O exposto anteriormente abre, por seu lado, para uma segunda meditação. Trata-se agora de clarificar se a incapacitação de todo um povo para decidir sobre si mesmo, mediante o álibi constitucional da unidade, não gera uma cidadania de segunda classe ou de tipo colonial. Se esta cidadania se vê negada na sua essência nacional, o historicamente previsível é que esse povo se constitua num foco de rebeldia e de confrontações graves, que podem alcançar as características da luta armada. O erro mais grave que se pode cometer depois é qualificar como terroristas quem faz frente à dominação e fabricar acusações derivadas pelo elementar mecanismo da indução. Com isto se menospreza todo um povo e se arruína a possibilidade formal da unidade como plataforma de encontro para alcançar a simples pretensão da paz e da boa relação entre comunidades étnica, histórica ou politicamente distintas. Chegados a este ponto de violência, a relação, torna-se impossível e só resta uma solução de arbitragem.

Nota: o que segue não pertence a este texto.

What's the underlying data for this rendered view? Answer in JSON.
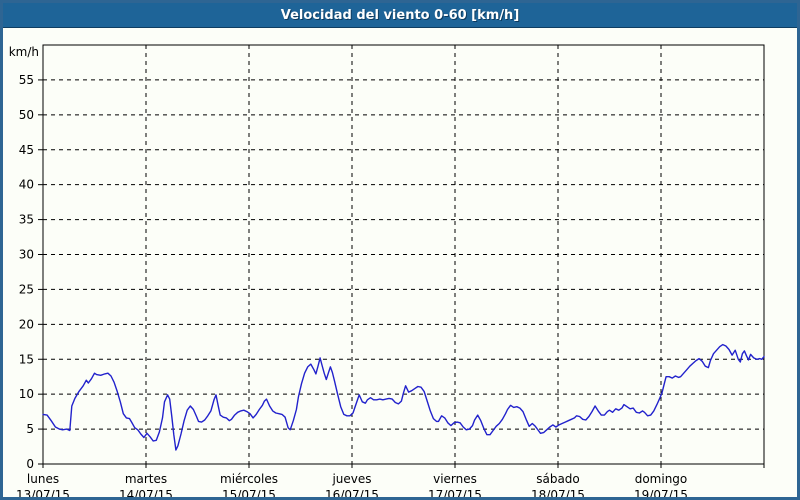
{
  "window": {
    "title": "Velocidad del viento 0-60 [km/h]"
  },
  "colors": {
    "titlebar_bg": "#1E6498",
    "frame_border": "#2E6593",
    "chart_bg": "#FCFEF8",
    "plot_border": "#000000",
    "grid": "#000000",
    "axis_text": "#000000",
    "series_line": "#2222CC",
    "title_text": "#FFFFFF"
  },
  "chart_data": {
    "type": "line",
    "title": "Velocidad del viento 0-60 [km/h]",
    "xlabel": "",
    "ylabel": "km/h",
    "ylim": [
      0,
      60
    ],
    "ytick_step": 5,
    "ytick_label_max": 55,
    "xlim_days": [
      0,
      7
    ],
    "grid": "dashed",
    "legend_position": "none",
    "x_days": [
      {
        "name": "lunes",
        "date": "13/07/15"
      },
      {
        "name": "martes",
        "date": "14/07/15"
      },
      {
        "name": "miércoles",
        "date": "15/07/15"
      },
      {
        "name": "jueves",
        "date": "16/07/15"
      },
      {
        "name": "viernes",
        "date": "17/07/15"
      },
      {
        "name": "sábado",
        "date": "18/07/15"
      },
      {
        "name": "domingo",
        "date": "19/07/15"
      }
    ],
    "series": [
      {
        "name": "Velocidad del viento [km/h]",
        "color": "#2222CC",
        "points": [
          [
            0.0,
            7.1
          ],
          [
            0.04,
            7.0
          ],
          [
            0.08,
            6.2
          ],
          [
            0.12,
            5.3
          ],
          [
            0.16,
            5.0
          ],
          [
            0.19,
            4.9
          ],
          [
            0.23,
            5.0
          ],
          [
            0.26,
            4.8
          ],
          [
            0.28,
            8.3
          ],
          [
            0.31,
            9.4
          ],
          [
            0.35,
            10.4
          ],
          [
            0.39,
            11.2
          ],
          [
            0.42,
            12.0
          ],
          [
            0.44,
            11.6
          ],
          [
            0.47,
            12.2
          ],
          [
            0.5,
            13.0
          ],
          [
            0.52,
            12.8
          ],
          [
            0.56,
            12.7
          ],
          [
            0.6,
            12.9
          ],
          [
            0.63,
            13.0
          ],
          [
            0.66,
            12.6
          ],
          [
            0.69,
            11.7
          ],
          [
            0.72,
            10.4
          ],
          [
            0.75,
            8.9
          ],
          [
            0.78,
            7.2
          ],
          [
            0.81,
            6.6
          ],
          [
            0.84,
            6.5
          ],
          [
            0.86,
            6.0
          ],
          [
            0.89,
            5.2
          ],
          [
            0.92,
            4.9
          ],
          [
            0.95,
            4.3
          ],
          [
            0.98,
            3.8
          ],
          [
            1.01,
            4.4
          ],
          [
            1.04,
            3.9
          ],
          [
            1.07,
            3.3
          ],
          [
            1.1,
            3.4
          ],
          [
            1.13,
            4.6
          ],
          [
            1.16,
            6.6
          ],
          [
            1.18,
            8.9
          ],
          [
            1.21,
            9.9
          ],
          [
            1.23,
            9.3
          ],
          [
            1.25,
            6.8
          ],
          [
            1.27,
            4.2
          ],
          [
            1.29,
            2.0
          ],
          [
            1.31,
            2.6
          ],
          [
            1.34,
            4.3
          ],
          [
            1.37,
            6.2
          ],
          [
            1.4,
            7.7
          ],
          [
            1.43,
            8.3
          ],
          [
            1.46,
            7.8
          ],
          [
            1.49,
            6.8
          ],
          [
            1.51,
            6.1
          ],
          [
            1.54,
            6.0
          ],
          [
            1.57,
            6.3
          ],
          [
            1.6,
            6.9
          ],
          [
            1.63,
            7.6
          ],
          [
            1.66,
            9.2
          ],
          [
            1.68,
            9.9
          ],
          [
            1.7,
            8.4
          ],
          [
            1.72,
            7.0
          ],
          [
            1.75,
            6.7
          ],
          [
            1.78,
            6.6
          ],
          [
            1.81,
            6.2
          ],
          [
            1.83,
            6.4
          ],
          [
            1.86,
            7.0
          ],
          [
            1.89,
            7.4
          ],
          [
            1.92,
            7.6
          ],
          [
            1.95,
            7.7
          ],
          [
            1.98,
            7.5
          ],
          [
            2.01,
            7.2
          ],
          [
            2.04,
            6.6
          ],
          [
            2.07,
            7.1
          ],
          [
            2.1,
            7.8
          ],
          [
            2.13,
            8.4
          ],
          [
            2.15,
            9.0
          ],
          [
            2.17,
            9.3
          ],
          [
            2.2,
            8.3
          ],
          [
            2.23,
            7.6
          ],
          [
            2.26,
            7.3
          ],
          [
            2.29,
            7.2
          ],
          [
            2.32,
            7.1
          ],
          [
            2.35,
            6.7
          ],
          [
            2.38,
            5.2
          ],
          [
            2.4,
            4.9
          ],
          [
            2.43,
            6.2
          ],
          [
            2.46,
            7.8
          ],
          [
            2.48,
            9.6
          ],
          [
            2.51,
            11.5
          ],
          [
            2.54,
            13.0
          ],
          [
            2.57,
            13.9
          ],
          [
            2.6,
            14.3
          ],
          [
            2.63,
            13.5
          ],
          [
            2.65,
            12.9
          ],
          [
            2.67,
            14.0
          ],
          [
            2.69,
            15.2
          ],
          [
            2.71,
            14.1
          ],
          [
            2.73,
            13.0
          ],
          [
            2.75,
            12.1
          ],
          [
            2.77,
            13.0
          ],
          [
            2.79,
            13.9
          ],
          [
            2.81,
            13.1
          ],
          [
            2.83,
            11.9
          ],
          [
            2.86,
            10.0
          ],
          [
            2.89,
            8.2
          ],
          [
            2.92,
            7.1
          ],
          [
            2.95,
            6.9
          ],
          [
            2.98,
            6.9
          ],
          [
            3.01,
            7.3
          ],
          [
            3.04,
            8.6
          ],
          [
            3.07,
            9.9
          ],
          [
            3.1,
            8.9
          ],
          [
            3.13,
            8.7
          ],
          [
            3.15,
            9.2
          ],
          [
            3.18,
            9.5
          ],
          [
            3.21,
            9.2
          ],
          [
            3.24,
            9.2
          ],
          [
            3.27,
            9.3
          ],
          [
            3.3,
            9.2
          ],
          [
            3.33,
            9.3
          ],
          [
            3.36,
            9.4
          ],
          [
            3.39,
            9.3
          ],
          [
            3.42,
            8.8
          ],
          [
            3.45,
            8.6
          ],
          [
            3.48,
            9.0
          ],
          [
            3.5,
            10.2
          ],
          [
            3.52,
            11.2
          ],
          [
            3.55,
            10.3
          ],
          [
            3.58,
            10.5
          ],
          [
            3.61,
            10.8
          ],
          [
            3.64,
            11.1
          ],
          [
            3.67,
            11.0
          ],
          [
            3.7,
            10.4
          ],
          [
            3.73,
            9.0
          ],
          [
            3.76,
            7.6
          ],
          [
            3.79,
            6.5
          ],
          [
            3.82,
            6.1
          ],
          [
            3.84,
            6.1
          ],
          [
            3.87,
            6.9
          ],
          [
            3.9,
            6.6
          ],
          [
            3.93,
            5.9
          ],
          [
            3.96,
            5.5
          ],
          [
            3.99,
            5.9
          ],
          [
            4.02,
            6.0
          ],
          [
            4.05,
            5.9
          ],
          [
            4.08,
            5.3
          ],
          [
            4.11,
            4.9
          ],
          [
            4.14,
            5.0
          ],
          [
            4.17,
            5.5
          ],
          [
            4.19,
            6.3
          ],
          [
            4.22,
            7.0
          ],
          [
            4.25,
            6.2
          ],
          [
            4.28,
            5.1
          ],
          [
            4.31,
            4.2
          ],
          [
            4.34,
            4.2
          ],
          [
            4.37,
            4.8
          ],
          [
            4.4,
            5.4
          ],
          [
            4.43,
            5.8
          ],
          [
            4.46,
            6.4
          ],
          [
            4.49,
            7.2
          ],
          [
            4.51,
            7.8
          ],
          [
            4.54,
            8.4
          ],
          [
            4.57,
            8.1
          ],
          [
            4.6,
            8.2
          ],
          [
            4.63,
            8.0
          ],
          [
            4.66,
            7.5
          ],
          [
            4.69,
            6.4
          ],
          [
            4.72,
            5.4
          ],
          [
            4.75,
            5.8
          ],
          [
            4.78,
            5.4
          ],
          [
            4.81,
            4.8
          ],
          [
            4.83,
            4.4
          ],
          [
            4.86,
            4.5
          ],
          [
            4.89,
            4.9
          ],
          [
            4.92,
            5.3
          ],
          [
            4.95,
            5.6
          ],
          [
            4.98,
            5.3
          ],
          [
            5.01,
            5.6
          ],
          [
            5.04,
            5.8
          ],
          [
            5.07,
            6.0
          ],
          [
            5.1,
            6.2
          ],
          [
            5.13,
            6.4
          ],
          [
            5.16,
            6.6
          ],
          [
            5.18,
            6.9
          ],
          [
            5.21,
            6.8
          ],
          [
            5.24,
            6.4
          ],
          [
            5.27,
            6.3
          ],
          [
            5.3,
            6.8
          ],
          [
            5.33,
            7.5
          ],
          [
            5.36,
            8.3
          ],
          [
            5.39,
            7.6
          ],
          [
            5.42,
            7.0
          ],
          [
            5.45,
            7.0
          ],
          [
            5.48,
            7.5
          ],
          [
            5.5,
            7.7
          ],
          [
            5.53,
            7.4
          ],
          [
            5.56,
            7.9
          ],
          [
            5.59,
            7.7
          ],
          [
            5.62,
            8.0
          ],
          [
            5.64,
            8.5
          ],
          [
            5.67,
            8.2
          ],
          [
            5.7,
            7.9
          ],
          [
            5.73,
            8.0
          ],
          [
            5.76,
            7.4
          ],
          [
            5.79,
            7.3
          ],
          [
            5.82,
            7.6
          ],
          [
            5.84,
            7.4
          ],
          [
            5.87,
            6.9
          ],
          [
            5.9,
            7.0
          ],
          [
            5.93,
            7.6
          ],
          [
            5.96,
            8.5
          ],
          [
            5.99,
            9.5
          ],
          [
            6.01,
            10.2
          ],
          [
            6.03,
            11.4
          ],
          [
            6.05,
            12.5
          ],
          [
            6.08,
            12.5
          ],
          [
            6.11,
            12.3
          ],
          [
            6.14,
            12.6
          ],
          [
            6.17,
            12.4
          ],
          [
            6.19,
            12.5
          ],
          [
            6.22,
            13.0
          ],
          [
            6.25,
            13.5
          ],
          [
            6.28,
            14.0
          ],
          [
            6.31,
            14.4
          ],
          [
            6.34,
            14.8
          ],
          [
            6.37,
            15.1
          ],
          [
            6.4,
            14.7
          ],
          [
            6.43,
            14.0
          ],
          [
            6.46,
            13.8
          ],
          [
            6.48,
            14.8
          ],
          [
            6.51,
            15.8
          ],
          [
            6.54,
            16.3
          ],
          [
            6.57,
            16.8
          ],
          [
            6.6,
            17.1
          ],
          [
            6.63,
            16.9
          ],
          [
            6.66,
            16.4
          ],
          [
            6.69,
            15.6
          ],
          [
            6.72,
            16.3
          ],
          [
            6.75,
            15.0
          ],
          [
            6.77,
            14.6
          ],
          [
            6.79,
            15.8
          ],
          [
            6.81,
            16.2
          ],
          [
            6.83,
            15.5
          ],
          [
            6.85,
            14.9
          ],
          [
            6.87,
            15.7
          ],
          [
            6.9,
            15.2
          ],
          [
            6.93,
            15.0
          ],
          [
            6.96,
            15.1
          ],
          [
            6.98,
            15.0
          ],
          [
            7.0,
            15.4
          ]
        ]
      }
    ]
  }
}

Também conduz a uma terceira reflexão este estado de violência suscitada pela dominação de quem manipula a frigideira constitucional. O estado dominador desqualifica as suas próprias instituições com o uso torpe e imoral que delas faz. E não as desqualifica só perante a cidadania dominada e crescentemente agravada por essa opressão cada vez mais áspera, mas perante muitos dos seus próprios cidadãos que realizam uma análise severa da situação. Qualquer cidadão do estado dominador medianamente avisado teme que essas instituições desmanteladas de moral pública acabem por afectá-lo a ele em qualquer momento e em qualquer situação. Umas instituições orientadas pelo simples motor de um poder temeroso de operar graças a uma soberania razoável estão sempre inclinadas a oprimir os seus próprios cidadãos. O poder corrompido resvala inevitavelmente por uma encosta fascista que se acentua cada vez mais. A violência institucional não só descarrega nos oponentes claros às suas pretensões como acaba por viver graças à criação de um inimigo interior que a justifique, muitas vezes encontrado no seio da cidadania afecta, que acaba também corrompida. Como escreve Wright Mills em A Elite do Poder: “Pode haver homens corrompidos em instituições sãs, mas quando as instituições se estão a corromper muitos dos homens que nelas vivem e trabalham corrompem-se necessariamente”. Estamos nesta situação. Euskadi enfrenta um Estado radicalmente corrompido e dirigentes que se corromperam nesse Estado e corromperam os conceitos éticos e políticos que deveriam determinar uma governação recta. Mas tratam de ocultar tudo com conceitos morais devidamente falseados; um deles é o conceito da unidade como disfarce da injustiça.